Heavy machinery business valuations

Heavy machinery business valuations focus on the equipment held by the entity and the rate of return required on those assets. Heavy machinery often relates to the agriculture, construction and or mining sectors and with or without operators.

Heavy machinery business valuation considerations include the current utilitisation rate of the equipment, the target utilisation rate and industry benchmark, the age and state of the equipment and the ongoing capital maintenance expenditure as well as the reinvestment expenditure for growth.

Other key heavy machinery business valuation components include competitive advantage, intellectual property and brand, product mix, customer concentration, barriers to entry, supplier and supplier agreements, exposure to and outlook for the industries it operates in and working capital requirements.

Given the asset base of an heavy machinery business there is the potential to secure debt against the assets.  Debt holders typically require a lower return than equity holders, due to the security of the debt on assets.  The return debt holders require depends on factors such as default risk, being the risk the entity in unable to service the debt. 

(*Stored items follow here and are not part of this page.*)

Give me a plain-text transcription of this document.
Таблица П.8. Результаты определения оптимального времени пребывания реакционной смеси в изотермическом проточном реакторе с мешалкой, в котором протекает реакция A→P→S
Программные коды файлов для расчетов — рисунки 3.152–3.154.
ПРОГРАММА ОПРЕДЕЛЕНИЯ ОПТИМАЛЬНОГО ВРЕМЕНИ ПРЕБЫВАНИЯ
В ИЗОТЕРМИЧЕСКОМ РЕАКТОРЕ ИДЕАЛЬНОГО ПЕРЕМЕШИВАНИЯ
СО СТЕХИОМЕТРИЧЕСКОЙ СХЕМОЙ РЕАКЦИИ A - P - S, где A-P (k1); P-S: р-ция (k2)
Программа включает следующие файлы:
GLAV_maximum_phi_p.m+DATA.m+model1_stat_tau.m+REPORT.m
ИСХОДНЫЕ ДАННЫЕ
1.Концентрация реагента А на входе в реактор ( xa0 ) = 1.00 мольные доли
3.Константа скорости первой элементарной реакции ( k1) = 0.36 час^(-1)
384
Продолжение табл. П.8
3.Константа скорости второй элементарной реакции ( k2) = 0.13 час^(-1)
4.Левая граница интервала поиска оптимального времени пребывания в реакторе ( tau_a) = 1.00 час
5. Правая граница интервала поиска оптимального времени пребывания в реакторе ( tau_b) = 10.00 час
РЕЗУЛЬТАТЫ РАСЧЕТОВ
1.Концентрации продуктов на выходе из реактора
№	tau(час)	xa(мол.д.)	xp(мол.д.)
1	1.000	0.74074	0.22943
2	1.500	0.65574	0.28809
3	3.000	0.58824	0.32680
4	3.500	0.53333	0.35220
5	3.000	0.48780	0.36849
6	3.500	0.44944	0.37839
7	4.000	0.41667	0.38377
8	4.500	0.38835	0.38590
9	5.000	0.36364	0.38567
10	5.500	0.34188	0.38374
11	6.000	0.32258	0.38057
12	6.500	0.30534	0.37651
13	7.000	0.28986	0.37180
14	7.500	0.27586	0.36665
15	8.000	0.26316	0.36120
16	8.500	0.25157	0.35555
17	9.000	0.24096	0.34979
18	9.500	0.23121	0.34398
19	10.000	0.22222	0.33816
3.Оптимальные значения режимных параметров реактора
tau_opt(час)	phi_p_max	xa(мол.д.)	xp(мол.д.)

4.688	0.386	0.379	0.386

Heavy machinery business valuation engagements have included:

  • The valuation of an oil & gas service provider, providing equipment such as pumps and monitoring equipment to keep wells producing. Valuation report prepared for a share transfer.
  • The valuation of a diamond and reverse circulation drilling equipment businesses. Valuation required for restructuring and ATO purposes.
  • The valuation of a vacuum truck and progressive cavity pumps equipment business. Valuation required for internal purposes for incoming and exiting shareholders.